The Common Sandpiper was indeed feeding along the edge of F1 just fifty or so metres from the marina. We employed our usual tactic of walking past the bird by using the opposite side of the road so that it wouldn't see us pass and ducked in carefully behind the wall. We also had the advantage of having the sailing club hut behind us which served to break up our outlines. Then we waited for the Common Sandpiper to approach us which, for once, it dutifully did, and I got the photos that I'd been trying to get for a while. The Sandpiper came close enough for us to even see the minuscule titbits that it was eating! I'm now going to have to revise my name for the species at Farmoor.

Common Sandpiper
The love in with the Common Sandpiper was ended when it was spooked by a less stealthy birder, who should be congratulated at being able to move less nimbly than I do, and flew off across the reservoir, I doubt the other chap even saw the bird until it took flight. In his defence the Common Sandpiper was well camouflaged and not immediately noticeable, well not if he wasn't looking and paying attention anyway. Perhaps he thought he'd save me some memory space on my camera. We strolled a bit further along the causeway but as Ewan had already told us, we knew there was nothing else around to get over enthused about, so it was a half-hearted amble really. I stopped to admire and photograph a Carrion Crow that had been disturbed off its Rainbow Trout breakfast by a rampaging Windsurfer who crash landed at the edge of F1. Carrion Crows are one of those species of birds, like Wood Pigeons and Cormorants that most folk, birders included, don't bother looking twice at. Seen in good light and close up though they are rather beautiful in their own right possessing a myriad of petroleum blues, purples and other colours in their plumage. This bird was a juvenile so was more brown toned but still a handsome looking specimen in my eyes. 

Carrion Crow
A Cormorant flew closely past and I took the obligatory few frames of a Cormorant flying past. We then noticed some unusual behaviour amongst a flock of Cormorants further out on F1. About twenty of them were all swimming in the same direction, seemingly led by a lone bird at the vanguard. All of the pursuing birds were pointing their heads and bills up in the air as if they were all watching their rivals while the lead bird eyed up the others by glancing backwards. I wondered what was going on? Were they about to start a race in the style of the sailors on the opposite reservoir? Or was it a game of follow the leader? Did the lead bird know where the best fish were? I hoped it wasn't twenty male birds following a lone female. I searched online for details of the behaviour but could find no reference to it so maybe I'll never know what was actually going on. Where's Dr Dolittle when you need him?

We didn't go any further than the bird hide and returned to the marina for a second cup of coffee.
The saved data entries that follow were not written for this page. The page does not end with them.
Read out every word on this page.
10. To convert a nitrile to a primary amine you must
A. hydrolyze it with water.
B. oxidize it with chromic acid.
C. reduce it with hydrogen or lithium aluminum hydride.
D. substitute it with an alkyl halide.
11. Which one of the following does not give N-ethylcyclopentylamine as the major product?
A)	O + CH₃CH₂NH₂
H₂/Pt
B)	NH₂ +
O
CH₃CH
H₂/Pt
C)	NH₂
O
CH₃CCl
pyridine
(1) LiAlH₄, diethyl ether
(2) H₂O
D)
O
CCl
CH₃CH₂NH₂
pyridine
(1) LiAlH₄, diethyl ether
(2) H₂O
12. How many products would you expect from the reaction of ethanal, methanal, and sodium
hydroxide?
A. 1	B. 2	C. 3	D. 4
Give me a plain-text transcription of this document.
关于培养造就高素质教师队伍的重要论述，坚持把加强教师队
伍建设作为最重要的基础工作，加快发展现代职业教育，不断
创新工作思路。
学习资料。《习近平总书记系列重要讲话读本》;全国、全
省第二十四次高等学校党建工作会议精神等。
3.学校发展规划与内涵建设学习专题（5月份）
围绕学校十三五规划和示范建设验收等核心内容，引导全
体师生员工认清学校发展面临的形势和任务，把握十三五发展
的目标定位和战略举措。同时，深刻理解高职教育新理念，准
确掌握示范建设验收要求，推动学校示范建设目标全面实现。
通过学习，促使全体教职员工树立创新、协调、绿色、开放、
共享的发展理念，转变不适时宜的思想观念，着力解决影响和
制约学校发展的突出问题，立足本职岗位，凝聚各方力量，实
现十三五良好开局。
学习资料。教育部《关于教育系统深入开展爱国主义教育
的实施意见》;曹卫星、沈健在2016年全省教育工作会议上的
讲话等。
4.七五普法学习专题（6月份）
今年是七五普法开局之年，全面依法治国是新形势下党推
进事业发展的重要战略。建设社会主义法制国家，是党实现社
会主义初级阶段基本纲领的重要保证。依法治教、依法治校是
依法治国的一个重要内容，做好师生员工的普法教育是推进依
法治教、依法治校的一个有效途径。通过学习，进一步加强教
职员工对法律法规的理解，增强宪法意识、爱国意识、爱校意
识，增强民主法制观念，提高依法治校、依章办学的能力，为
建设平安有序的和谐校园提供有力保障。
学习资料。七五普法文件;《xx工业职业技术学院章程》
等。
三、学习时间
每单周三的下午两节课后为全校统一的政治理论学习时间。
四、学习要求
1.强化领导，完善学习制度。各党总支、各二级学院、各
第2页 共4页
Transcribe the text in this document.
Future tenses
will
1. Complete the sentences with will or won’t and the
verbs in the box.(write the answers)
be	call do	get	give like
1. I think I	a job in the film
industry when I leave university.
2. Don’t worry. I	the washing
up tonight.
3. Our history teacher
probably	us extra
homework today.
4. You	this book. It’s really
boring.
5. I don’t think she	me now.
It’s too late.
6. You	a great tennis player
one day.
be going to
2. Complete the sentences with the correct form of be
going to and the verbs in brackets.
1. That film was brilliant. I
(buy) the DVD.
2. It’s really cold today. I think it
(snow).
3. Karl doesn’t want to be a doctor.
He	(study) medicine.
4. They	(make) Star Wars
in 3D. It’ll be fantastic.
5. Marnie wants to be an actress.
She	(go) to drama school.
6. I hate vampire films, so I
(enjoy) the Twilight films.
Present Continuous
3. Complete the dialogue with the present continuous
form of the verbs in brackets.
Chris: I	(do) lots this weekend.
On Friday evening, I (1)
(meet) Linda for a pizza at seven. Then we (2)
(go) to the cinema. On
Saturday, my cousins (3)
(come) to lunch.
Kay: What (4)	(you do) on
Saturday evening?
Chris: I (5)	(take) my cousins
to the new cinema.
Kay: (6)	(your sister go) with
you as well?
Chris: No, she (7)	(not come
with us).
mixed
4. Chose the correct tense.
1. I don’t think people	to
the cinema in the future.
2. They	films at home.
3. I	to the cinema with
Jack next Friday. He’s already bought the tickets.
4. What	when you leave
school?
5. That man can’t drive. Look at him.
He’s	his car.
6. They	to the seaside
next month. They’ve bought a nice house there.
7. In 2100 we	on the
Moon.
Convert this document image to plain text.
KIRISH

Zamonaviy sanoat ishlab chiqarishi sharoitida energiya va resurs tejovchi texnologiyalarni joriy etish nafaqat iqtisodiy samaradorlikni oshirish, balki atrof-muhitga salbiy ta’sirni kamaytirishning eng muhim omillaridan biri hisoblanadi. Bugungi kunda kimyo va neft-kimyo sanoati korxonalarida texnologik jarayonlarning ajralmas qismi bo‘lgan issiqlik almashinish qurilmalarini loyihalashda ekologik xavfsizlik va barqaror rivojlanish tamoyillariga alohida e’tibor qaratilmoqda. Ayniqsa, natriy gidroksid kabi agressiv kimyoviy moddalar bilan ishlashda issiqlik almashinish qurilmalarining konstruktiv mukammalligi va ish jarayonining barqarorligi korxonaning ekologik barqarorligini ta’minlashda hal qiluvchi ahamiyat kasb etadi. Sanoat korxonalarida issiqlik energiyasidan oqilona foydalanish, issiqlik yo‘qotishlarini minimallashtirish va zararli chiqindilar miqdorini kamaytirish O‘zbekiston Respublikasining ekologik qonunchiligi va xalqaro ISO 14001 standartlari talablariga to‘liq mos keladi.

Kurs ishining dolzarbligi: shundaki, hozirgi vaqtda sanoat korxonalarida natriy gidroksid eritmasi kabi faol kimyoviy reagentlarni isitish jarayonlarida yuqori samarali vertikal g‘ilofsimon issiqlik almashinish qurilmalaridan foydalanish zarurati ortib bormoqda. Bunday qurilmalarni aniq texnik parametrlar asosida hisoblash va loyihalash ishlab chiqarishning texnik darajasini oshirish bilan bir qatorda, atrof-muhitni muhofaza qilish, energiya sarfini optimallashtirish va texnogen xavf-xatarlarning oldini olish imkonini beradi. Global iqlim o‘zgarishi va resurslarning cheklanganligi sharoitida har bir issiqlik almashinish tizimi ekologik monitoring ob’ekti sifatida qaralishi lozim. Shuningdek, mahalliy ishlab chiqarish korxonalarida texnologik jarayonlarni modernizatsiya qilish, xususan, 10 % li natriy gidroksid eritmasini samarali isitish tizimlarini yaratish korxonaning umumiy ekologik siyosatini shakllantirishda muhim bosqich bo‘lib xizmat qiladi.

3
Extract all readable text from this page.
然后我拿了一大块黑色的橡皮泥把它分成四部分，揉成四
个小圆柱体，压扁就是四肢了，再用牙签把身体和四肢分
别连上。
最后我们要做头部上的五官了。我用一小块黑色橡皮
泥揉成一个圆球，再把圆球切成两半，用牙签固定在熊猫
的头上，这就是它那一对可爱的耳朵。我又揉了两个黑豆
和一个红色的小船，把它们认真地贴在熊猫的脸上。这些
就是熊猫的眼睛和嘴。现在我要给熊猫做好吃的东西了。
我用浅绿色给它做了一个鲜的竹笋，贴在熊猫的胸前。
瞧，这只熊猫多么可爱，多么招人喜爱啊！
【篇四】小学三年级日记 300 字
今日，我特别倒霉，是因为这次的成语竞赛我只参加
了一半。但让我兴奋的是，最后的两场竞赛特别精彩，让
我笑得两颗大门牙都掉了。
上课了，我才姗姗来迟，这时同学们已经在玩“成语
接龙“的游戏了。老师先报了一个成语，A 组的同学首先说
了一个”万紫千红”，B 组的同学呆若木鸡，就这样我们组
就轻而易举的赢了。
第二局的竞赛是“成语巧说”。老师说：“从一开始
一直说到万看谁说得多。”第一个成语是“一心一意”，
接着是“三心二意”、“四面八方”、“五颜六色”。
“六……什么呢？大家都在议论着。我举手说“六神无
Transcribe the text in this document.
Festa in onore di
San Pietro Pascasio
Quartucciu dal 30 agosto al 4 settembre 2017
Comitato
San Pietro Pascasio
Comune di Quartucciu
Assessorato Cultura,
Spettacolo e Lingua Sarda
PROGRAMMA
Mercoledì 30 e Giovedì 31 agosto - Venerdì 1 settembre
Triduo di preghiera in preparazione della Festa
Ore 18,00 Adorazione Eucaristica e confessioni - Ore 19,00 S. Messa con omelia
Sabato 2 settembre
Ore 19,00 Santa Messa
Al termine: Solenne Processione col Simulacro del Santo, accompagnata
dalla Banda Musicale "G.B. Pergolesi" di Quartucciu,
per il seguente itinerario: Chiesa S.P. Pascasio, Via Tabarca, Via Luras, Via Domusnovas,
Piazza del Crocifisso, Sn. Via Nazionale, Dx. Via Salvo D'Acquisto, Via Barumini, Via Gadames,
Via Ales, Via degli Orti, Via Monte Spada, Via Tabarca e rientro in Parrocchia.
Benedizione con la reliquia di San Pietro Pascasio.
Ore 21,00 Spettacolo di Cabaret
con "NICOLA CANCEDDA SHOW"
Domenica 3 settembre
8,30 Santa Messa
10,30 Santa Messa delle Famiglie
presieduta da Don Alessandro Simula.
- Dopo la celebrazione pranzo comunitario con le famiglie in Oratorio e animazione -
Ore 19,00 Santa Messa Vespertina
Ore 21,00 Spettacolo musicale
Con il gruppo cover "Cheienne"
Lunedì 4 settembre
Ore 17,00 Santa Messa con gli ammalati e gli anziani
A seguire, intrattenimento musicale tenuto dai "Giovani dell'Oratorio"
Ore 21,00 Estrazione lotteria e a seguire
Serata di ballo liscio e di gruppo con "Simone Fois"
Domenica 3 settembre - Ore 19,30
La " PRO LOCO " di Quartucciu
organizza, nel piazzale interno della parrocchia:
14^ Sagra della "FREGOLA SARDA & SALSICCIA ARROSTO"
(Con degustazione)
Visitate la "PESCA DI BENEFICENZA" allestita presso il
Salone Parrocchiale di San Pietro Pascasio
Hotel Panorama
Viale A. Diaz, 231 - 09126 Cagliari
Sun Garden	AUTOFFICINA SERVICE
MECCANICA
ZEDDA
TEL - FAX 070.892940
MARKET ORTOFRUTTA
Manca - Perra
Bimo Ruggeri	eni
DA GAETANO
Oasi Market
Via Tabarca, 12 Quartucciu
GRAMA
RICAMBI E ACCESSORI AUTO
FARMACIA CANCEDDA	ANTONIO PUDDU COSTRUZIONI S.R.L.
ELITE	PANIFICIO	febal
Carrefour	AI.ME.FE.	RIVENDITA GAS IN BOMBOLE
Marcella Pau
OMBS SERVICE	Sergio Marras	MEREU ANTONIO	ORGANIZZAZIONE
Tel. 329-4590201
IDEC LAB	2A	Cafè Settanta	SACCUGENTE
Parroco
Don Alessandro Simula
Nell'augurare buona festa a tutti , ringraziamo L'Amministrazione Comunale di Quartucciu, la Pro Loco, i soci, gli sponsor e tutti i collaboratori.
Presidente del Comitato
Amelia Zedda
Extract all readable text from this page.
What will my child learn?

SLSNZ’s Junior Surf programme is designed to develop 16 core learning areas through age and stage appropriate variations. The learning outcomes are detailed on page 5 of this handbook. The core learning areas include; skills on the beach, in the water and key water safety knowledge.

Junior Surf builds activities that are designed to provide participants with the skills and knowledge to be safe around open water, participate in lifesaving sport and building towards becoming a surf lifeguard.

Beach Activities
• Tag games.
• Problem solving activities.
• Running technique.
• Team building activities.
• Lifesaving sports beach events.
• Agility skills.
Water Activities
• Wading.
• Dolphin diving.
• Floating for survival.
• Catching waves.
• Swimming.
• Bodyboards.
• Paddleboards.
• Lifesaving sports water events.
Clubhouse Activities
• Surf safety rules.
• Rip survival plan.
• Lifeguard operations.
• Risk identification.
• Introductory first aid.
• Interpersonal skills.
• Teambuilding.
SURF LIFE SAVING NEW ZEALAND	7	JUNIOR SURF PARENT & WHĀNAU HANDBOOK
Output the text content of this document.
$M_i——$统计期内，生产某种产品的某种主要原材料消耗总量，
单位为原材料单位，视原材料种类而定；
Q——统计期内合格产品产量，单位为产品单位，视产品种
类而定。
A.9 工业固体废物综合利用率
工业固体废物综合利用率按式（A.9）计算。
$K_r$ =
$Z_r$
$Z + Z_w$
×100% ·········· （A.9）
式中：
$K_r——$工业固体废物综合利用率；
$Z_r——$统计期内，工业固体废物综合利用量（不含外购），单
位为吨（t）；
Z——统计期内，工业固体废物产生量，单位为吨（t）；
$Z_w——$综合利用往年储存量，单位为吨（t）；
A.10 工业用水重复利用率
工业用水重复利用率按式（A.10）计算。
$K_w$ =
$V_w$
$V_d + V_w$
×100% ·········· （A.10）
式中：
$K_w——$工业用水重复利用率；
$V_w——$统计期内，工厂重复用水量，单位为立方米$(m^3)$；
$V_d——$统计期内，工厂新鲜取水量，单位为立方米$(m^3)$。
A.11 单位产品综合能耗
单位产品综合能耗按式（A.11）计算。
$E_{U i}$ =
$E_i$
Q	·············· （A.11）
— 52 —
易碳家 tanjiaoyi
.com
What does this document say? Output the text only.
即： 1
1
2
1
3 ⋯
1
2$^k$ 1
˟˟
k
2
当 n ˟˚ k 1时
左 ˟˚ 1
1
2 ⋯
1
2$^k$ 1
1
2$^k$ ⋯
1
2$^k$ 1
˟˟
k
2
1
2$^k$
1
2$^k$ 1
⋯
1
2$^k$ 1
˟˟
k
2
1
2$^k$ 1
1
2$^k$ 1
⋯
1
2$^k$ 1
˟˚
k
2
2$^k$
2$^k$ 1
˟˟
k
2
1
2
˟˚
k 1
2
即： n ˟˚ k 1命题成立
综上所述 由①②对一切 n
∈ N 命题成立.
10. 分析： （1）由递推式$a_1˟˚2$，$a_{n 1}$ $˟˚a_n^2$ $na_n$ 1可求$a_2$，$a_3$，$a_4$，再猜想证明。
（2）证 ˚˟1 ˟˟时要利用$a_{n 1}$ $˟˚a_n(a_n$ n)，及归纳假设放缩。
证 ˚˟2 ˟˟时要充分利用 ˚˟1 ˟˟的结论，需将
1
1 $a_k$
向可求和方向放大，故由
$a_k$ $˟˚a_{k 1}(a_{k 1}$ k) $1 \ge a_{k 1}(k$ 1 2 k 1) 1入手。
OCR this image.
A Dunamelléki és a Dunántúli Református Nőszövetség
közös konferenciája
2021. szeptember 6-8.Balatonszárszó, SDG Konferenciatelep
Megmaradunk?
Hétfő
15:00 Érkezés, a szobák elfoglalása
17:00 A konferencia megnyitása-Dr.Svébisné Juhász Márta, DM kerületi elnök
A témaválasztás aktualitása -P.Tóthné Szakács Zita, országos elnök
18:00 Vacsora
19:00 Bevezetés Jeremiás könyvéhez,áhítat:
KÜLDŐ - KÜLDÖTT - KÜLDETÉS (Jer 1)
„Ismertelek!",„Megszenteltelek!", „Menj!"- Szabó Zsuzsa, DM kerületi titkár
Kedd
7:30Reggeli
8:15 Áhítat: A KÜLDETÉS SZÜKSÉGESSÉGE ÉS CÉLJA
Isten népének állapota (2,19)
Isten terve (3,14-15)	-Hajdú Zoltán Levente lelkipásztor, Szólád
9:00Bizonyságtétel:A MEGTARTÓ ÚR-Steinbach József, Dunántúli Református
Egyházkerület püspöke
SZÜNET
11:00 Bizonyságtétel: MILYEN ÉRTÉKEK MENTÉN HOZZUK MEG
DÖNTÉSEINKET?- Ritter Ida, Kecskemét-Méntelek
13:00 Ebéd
Whilst there I took more obligatory photos of a Great Crested Grebe that floated in close to the bank, well you can never take enough photos of such beautiful birds can you?

We had had a really enjoyable week, and the weekend especially, birding locally despite dipping out on the Little Stint. Our wanderlust was growing though and as we finished of our beverages we discussed where we'd go next. And we could hear that Vulture was calling us again.